The Ornithologist And His Helpmeet

“Hand me that chaffinch,” said the ornithologist to his helpmeet.

Now it so happened that the helpmeet was a dimwit who could not tell one bird from another. They all had beaks and feathers, so far as he was aware, but beyond that he wallowed in a seething maelstrom of bird-ignorance. How then, we might wonder, did he get the plum job of ornithologist’s helpmeet? And be assured it was a plum job indeed, as both plums and jobs go. It had been advertised as such, in the “Plums” section of the Daily Ornithological Helpmeets’ Situations Vacant listings magazine, price fourpence, available from several tobacconists’ kiosks in Pointy Town and environs.

On the night before he saw the advertisement, the dimwit slept in the open air, under a viaduct. This was not because he had no home to go to, for a home he had, and what a home!, a manse, with serried belvederes, and too many servants to count. But the dimwit, the day before, had foolishly gone a-wandering, and become hopelessly lost. This was what usually happened when he strayed from the grounds of the manse. Not only was he ignorant of birds, but he had absolutely no sense of direction. His Papa had tried to teach him to orient his position on our spinning globe by studying the sun in the day and the stars in the night, but such matters were not within his grasp. He had difficulty craning his neck at the correct angle so that his head, and eyes, were pointing at the sky. This was not on account of any malformation of his neck. It was more a case of absent-mindedness. He would begin to adjust his head to the correct angle and then be distracted by, say, the ground-level sight of a heron eating a mole, and forget what he was doing. He could not, of course, have identified the heron as a heron – nor the mole as a mole, he was such a dimwit! – but he would be transfixed by the spectacle, and gape, tongue lolling from his mouth, drool dribbling down his chin, until one of the servants was dispatched to come and collect him, tie him to the end of a tethering rope, and pull him gently back into the manse, where Papa, despairing, stood hunched between a globe and an orrery, spinning them turn and turn about, his eyes wet with tears.

Waking under the viaduct at dawn that day, the dimwit dithered and dawdled and found himself, some hours later, at a tobacconist’s kiosk hard by Sawdust Bridge. Anent the kiosk, in a puddle, sat a pile of unsold copies of the previous day’s edition of the Daily Ornithological Helpmeets’ Situations Vacant, tied up with string. What prompted the dimwit to undo the bundle and take a copy of the magazine and repair to a verdant arbour where courting couples had long ago scratched their initials and cackhanded hearts entwined on the now rotting wood of the ruined bench and sat upon the bench and leafed through the puddle-wet magazine and read and read again and read a third time the advertisement for a plum job as helpmeet to tiptop ornithologist Bruno La Poubelle we shall never know. What we do know is that, as chance would have it – or was it written in the stars? – Bruno La Poubelle himself came clattering into the arbour for a shifty fag break.

Clattering, because he was wearing his scarecrow suit, hung with myriad scraps of tin.
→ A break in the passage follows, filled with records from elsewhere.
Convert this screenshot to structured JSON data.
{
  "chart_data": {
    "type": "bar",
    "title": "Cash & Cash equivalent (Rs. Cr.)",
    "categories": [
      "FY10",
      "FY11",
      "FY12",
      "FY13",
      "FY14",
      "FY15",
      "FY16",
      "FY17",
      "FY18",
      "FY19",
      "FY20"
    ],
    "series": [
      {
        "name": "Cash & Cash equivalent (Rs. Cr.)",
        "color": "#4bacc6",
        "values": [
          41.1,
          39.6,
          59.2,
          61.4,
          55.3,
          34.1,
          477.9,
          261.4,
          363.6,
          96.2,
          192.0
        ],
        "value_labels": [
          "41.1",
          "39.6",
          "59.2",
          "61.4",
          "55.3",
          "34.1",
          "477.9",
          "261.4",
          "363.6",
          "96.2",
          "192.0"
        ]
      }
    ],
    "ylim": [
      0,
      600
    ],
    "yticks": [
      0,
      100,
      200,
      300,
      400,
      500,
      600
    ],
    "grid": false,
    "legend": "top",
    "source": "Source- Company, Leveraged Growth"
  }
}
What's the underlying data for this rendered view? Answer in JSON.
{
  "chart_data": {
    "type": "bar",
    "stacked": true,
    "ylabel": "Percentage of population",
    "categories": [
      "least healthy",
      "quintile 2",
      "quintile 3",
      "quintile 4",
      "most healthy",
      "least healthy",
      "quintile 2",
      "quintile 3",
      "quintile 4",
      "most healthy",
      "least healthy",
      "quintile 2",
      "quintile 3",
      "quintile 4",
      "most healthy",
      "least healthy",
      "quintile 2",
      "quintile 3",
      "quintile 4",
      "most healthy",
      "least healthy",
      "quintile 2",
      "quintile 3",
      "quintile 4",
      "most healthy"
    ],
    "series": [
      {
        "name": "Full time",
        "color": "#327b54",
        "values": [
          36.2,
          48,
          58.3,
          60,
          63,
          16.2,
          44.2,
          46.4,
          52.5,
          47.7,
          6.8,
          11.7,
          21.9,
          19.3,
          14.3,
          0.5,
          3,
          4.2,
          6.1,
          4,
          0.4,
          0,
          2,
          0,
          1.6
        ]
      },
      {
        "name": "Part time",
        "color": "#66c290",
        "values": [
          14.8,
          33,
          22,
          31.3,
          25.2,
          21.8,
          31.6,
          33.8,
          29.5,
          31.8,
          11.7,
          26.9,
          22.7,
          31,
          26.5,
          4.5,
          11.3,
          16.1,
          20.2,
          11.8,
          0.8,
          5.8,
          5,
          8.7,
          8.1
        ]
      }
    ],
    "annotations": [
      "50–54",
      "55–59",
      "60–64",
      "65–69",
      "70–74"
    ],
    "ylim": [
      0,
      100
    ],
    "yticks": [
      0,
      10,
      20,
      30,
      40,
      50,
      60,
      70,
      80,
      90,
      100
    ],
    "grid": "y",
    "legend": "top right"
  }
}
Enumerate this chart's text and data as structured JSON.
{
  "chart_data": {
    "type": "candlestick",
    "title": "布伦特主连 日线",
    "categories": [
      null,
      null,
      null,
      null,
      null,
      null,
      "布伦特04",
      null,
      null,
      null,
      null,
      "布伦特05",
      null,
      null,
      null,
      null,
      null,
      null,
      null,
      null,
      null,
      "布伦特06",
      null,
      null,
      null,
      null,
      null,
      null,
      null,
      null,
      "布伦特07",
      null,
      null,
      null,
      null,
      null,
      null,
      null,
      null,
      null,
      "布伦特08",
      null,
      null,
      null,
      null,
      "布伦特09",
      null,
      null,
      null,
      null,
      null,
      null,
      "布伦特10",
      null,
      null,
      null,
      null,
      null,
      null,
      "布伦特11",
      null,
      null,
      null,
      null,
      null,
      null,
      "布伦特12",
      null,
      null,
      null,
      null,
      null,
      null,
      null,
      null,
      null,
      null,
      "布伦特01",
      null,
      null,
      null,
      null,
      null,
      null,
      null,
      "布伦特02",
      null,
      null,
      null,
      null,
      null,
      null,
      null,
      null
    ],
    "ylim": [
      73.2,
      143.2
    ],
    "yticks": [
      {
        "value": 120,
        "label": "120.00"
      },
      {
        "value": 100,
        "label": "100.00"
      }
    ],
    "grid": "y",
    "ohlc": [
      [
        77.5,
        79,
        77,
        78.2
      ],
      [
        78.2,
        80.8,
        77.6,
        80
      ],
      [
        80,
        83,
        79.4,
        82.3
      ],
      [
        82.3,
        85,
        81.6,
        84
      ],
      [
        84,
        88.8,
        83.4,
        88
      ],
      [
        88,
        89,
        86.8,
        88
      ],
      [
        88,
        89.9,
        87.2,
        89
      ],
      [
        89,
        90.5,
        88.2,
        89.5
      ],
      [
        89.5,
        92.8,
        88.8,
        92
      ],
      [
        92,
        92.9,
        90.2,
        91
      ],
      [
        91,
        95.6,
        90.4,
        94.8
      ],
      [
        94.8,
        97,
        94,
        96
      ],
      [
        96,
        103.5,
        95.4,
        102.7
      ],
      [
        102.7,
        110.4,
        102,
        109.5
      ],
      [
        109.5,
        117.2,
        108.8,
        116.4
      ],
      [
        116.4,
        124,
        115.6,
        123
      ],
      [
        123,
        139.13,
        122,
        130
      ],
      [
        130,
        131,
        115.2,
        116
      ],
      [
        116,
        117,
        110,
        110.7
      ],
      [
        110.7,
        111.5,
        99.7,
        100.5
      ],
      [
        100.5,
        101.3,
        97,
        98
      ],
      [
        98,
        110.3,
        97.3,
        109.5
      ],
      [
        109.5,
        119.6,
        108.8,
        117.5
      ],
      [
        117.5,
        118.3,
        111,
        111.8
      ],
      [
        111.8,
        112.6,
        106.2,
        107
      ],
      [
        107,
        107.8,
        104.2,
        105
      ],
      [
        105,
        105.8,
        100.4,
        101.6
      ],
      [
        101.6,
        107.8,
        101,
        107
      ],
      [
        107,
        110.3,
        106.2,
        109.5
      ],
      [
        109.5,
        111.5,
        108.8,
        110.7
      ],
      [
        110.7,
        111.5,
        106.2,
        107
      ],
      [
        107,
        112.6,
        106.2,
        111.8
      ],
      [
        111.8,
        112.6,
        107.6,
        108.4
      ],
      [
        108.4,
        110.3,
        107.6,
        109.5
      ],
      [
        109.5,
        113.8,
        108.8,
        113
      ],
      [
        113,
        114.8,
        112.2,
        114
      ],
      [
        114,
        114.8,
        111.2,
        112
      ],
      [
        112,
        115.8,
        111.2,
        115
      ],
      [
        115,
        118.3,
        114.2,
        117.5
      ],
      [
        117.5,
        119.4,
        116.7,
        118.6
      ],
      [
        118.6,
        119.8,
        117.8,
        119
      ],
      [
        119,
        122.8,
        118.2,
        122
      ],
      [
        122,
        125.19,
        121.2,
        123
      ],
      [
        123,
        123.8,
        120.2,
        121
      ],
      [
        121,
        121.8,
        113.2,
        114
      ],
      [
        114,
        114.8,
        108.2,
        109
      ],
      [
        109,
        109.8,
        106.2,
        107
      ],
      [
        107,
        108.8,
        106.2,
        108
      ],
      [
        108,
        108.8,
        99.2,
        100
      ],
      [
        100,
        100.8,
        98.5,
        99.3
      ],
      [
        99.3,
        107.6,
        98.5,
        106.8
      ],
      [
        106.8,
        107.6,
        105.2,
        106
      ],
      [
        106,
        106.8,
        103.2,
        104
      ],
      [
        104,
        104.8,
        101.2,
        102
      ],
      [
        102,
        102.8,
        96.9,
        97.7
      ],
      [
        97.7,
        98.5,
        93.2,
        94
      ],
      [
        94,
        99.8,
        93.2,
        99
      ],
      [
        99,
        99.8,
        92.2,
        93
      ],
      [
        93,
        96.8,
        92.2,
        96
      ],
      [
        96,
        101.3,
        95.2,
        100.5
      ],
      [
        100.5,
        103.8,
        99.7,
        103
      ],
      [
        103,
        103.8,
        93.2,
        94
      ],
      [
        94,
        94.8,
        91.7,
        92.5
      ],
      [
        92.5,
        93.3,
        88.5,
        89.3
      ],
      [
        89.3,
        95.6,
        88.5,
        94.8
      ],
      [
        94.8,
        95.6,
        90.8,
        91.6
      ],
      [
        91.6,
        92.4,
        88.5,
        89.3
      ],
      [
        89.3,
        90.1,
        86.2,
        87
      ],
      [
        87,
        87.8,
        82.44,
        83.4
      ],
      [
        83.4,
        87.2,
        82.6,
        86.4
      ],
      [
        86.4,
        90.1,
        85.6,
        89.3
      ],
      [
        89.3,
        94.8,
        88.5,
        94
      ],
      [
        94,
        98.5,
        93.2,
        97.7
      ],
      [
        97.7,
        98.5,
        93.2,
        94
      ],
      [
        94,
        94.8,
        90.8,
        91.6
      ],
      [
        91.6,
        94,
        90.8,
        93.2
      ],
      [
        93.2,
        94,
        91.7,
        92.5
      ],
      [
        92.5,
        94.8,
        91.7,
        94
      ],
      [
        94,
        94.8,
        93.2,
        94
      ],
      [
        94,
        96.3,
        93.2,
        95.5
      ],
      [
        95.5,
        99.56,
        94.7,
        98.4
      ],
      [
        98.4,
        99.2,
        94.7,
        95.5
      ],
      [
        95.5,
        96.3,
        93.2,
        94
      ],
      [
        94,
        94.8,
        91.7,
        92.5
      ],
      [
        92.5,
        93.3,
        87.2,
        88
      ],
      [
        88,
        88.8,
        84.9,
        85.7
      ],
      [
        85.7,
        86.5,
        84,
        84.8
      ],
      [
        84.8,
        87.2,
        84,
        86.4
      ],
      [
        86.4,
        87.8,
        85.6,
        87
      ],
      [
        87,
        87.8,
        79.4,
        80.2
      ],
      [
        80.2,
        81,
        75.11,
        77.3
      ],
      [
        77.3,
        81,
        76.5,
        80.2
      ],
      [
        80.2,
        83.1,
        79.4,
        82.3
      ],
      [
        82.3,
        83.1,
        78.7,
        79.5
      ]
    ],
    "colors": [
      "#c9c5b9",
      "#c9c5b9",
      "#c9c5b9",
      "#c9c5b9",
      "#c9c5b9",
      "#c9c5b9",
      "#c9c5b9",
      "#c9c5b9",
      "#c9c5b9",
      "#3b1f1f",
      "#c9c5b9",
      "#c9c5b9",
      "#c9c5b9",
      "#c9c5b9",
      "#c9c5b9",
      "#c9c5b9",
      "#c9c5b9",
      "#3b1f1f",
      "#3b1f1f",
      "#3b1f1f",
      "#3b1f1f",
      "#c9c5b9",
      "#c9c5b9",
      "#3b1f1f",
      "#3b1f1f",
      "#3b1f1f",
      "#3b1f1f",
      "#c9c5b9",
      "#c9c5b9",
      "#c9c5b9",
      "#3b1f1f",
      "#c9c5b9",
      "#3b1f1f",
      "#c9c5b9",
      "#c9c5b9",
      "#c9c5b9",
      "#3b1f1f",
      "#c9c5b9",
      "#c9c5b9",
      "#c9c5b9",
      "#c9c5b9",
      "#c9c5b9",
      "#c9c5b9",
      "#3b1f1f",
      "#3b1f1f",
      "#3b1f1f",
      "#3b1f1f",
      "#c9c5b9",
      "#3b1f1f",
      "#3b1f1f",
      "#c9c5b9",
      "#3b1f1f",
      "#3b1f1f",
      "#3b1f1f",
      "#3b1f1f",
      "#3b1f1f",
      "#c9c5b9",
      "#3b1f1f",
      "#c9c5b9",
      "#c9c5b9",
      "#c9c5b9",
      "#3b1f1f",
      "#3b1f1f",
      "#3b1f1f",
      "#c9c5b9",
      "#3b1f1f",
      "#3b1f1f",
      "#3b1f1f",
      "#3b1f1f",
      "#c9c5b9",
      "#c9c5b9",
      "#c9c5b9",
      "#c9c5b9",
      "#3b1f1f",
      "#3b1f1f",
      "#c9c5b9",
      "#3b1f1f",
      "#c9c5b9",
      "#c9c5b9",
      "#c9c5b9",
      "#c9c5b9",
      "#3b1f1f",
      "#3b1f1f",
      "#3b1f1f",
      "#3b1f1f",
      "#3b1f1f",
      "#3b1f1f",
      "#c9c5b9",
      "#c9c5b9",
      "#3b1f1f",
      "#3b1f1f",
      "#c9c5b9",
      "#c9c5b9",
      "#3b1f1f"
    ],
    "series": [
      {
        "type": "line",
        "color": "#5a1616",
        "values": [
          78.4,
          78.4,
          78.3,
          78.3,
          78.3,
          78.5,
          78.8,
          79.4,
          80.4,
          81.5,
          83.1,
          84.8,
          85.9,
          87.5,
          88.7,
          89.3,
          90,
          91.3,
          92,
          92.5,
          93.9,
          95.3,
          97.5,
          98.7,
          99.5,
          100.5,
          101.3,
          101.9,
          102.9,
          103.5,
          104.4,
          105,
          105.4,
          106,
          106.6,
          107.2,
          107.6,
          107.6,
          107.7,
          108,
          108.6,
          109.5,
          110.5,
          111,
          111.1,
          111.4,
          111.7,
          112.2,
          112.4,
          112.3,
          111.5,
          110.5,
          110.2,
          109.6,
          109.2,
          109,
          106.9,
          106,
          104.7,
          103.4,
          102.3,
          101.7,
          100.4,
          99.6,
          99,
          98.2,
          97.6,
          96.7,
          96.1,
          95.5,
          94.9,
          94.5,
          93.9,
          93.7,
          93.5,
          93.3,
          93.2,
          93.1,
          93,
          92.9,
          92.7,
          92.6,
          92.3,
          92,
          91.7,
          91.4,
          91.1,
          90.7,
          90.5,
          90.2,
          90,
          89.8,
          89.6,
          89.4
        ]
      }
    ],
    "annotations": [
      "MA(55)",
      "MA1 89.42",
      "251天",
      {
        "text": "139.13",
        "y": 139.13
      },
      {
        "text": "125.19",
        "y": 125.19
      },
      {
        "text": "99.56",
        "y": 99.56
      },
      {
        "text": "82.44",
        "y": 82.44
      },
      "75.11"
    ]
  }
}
Shifty, because his ornithological research station hut had been declared a No Smoking Zone by ornithologists even more tiptop than he.

The ornithologist and the dimwit fell into conversation on the shattered bench. At this date we cannot piece together what they spoke of, but far far away the Gulf of Tonkin Incident had recently occurred, so it may be that it acted as an ice-breaker. However it was, Bruno La Poubelle was persuaded, within fifteen minutes, that the dimwit would make a splendid and devoted helpmeet. He tied a tethering rope to his new employee and pulled him gently back to the hut.

After a cup of tea and a guided tour of the hut and another shifty fag break, the ornithologist uttered the fateful words.

“Hand me that chaffinch,” he said, only to be met with a look of staggeringly fathomless incomprehension. Shortly afterwards, one of the servants from the manse appeared, having tracked down the dimwit with bloodhounds. He found Bruno La Poubelle slumped in his chair with his head in his hands, and the dimwit standing beside him, clutching a marsh warbler.